Though this divide largely promotes indifference to the well-being of livestock, Okja reveals how our love for individual animals can mobilize opposition to industrial animal husbandry. In the film, the Animal Liberation Front (ALF) fights the attempt to popularize the superpig as the meat of the future. When they distribute undercover footage of the abuse of the superpigs in a secret laboratory, they rely on the affective connection people feel when confronted with the suffering of a fellow mammal. Though we are meant to sympathize with the ALF’s goals, the characters do not escape the director’s satire; one character is perpetually woozy from his reluctance to eat almost anything and Paul Dano plays a surprisingly violent animal defender.
On the whole, the movie plays on the sense of empathy and collective outrage people today feel when actually confronted with the workings of industrial husbandry on individual animal bodies. However, for both the film and the ALF characters in it, this approach put critics of animal husbandry in a bind. Connection with individual animals builds empathy and support for reform, but without requiring popular commitment to clear plans for change. It puts the focus on individuals and relationships, when the problems of animal husbandry are about the broader social and economic system—the forces that create the pen filled with thousands of nameless creatures.
Of course the idea that caring about an animal and eating it are necessarily at odds is not a universal assumption, but one borne of the increasing separation (physically and conceptually) between us and the production of our food. The movie hints at this reality through Mija’s grandfather, who cares for and about Okja, but also sends her off to be slaughtered. He soon reacts with surprise at the intensity of his grand-daughter’s outrage. Though we might similarly condemn his decision, his response suggests working with or even eating animals does not preclude caring about them. This tell us that there might be ways to promote animal husbandry reform without relying on the pet/livestock paradigm that dominates popular opinion today.
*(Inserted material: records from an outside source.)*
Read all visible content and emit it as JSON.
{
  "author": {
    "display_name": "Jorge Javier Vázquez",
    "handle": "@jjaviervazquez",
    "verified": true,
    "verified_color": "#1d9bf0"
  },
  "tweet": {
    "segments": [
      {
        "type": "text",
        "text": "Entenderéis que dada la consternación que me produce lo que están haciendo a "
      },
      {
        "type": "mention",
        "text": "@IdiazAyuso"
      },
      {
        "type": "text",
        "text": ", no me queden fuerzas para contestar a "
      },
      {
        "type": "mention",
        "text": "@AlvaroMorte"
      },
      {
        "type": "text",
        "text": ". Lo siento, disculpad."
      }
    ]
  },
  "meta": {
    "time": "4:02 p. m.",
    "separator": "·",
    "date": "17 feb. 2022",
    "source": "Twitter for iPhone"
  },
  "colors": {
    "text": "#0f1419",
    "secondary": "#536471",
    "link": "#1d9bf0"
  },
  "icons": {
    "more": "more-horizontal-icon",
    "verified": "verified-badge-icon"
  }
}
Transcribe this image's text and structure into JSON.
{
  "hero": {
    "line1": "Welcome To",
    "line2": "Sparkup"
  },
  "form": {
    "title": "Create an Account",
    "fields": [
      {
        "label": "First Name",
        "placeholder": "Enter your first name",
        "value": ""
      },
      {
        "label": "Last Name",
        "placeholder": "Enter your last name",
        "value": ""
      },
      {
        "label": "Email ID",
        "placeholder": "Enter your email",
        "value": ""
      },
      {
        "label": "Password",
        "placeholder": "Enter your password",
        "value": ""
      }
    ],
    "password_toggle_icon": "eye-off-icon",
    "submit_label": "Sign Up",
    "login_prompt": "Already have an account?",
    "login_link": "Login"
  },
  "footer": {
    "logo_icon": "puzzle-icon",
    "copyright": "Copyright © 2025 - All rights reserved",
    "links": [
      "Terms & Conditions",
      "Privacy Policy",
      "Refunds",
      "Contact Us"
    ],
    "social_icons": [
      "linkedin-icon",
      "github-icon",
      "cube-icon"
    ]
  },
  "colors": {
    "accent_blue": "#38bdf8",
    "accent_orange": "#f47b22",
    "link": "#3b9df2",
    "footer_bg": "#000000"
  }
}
As Mija and Okja flee the feedlot to which Okja was sent, two animals from the doomed herd engineer the escape of a piglet—presumably their child. Our protagonists take it back home and it is later frolicking in a lush forest. In the end, the special bond between Mija and Okja survives, and they seem (mostly) untroubled by the fact that consumers worldwide are munching on superpig jerky. The film is not entirely clear whether this absolves us from, or implicates us in, the fate of the remaining animals to which we do not give names.
tl;dr review of the film: mostly only okay, the ending is pretty good. Punctuated with some quality superpig toilet humor, it’s one of those movies that, to paraphrase Levi-Strauss, is good to stink with.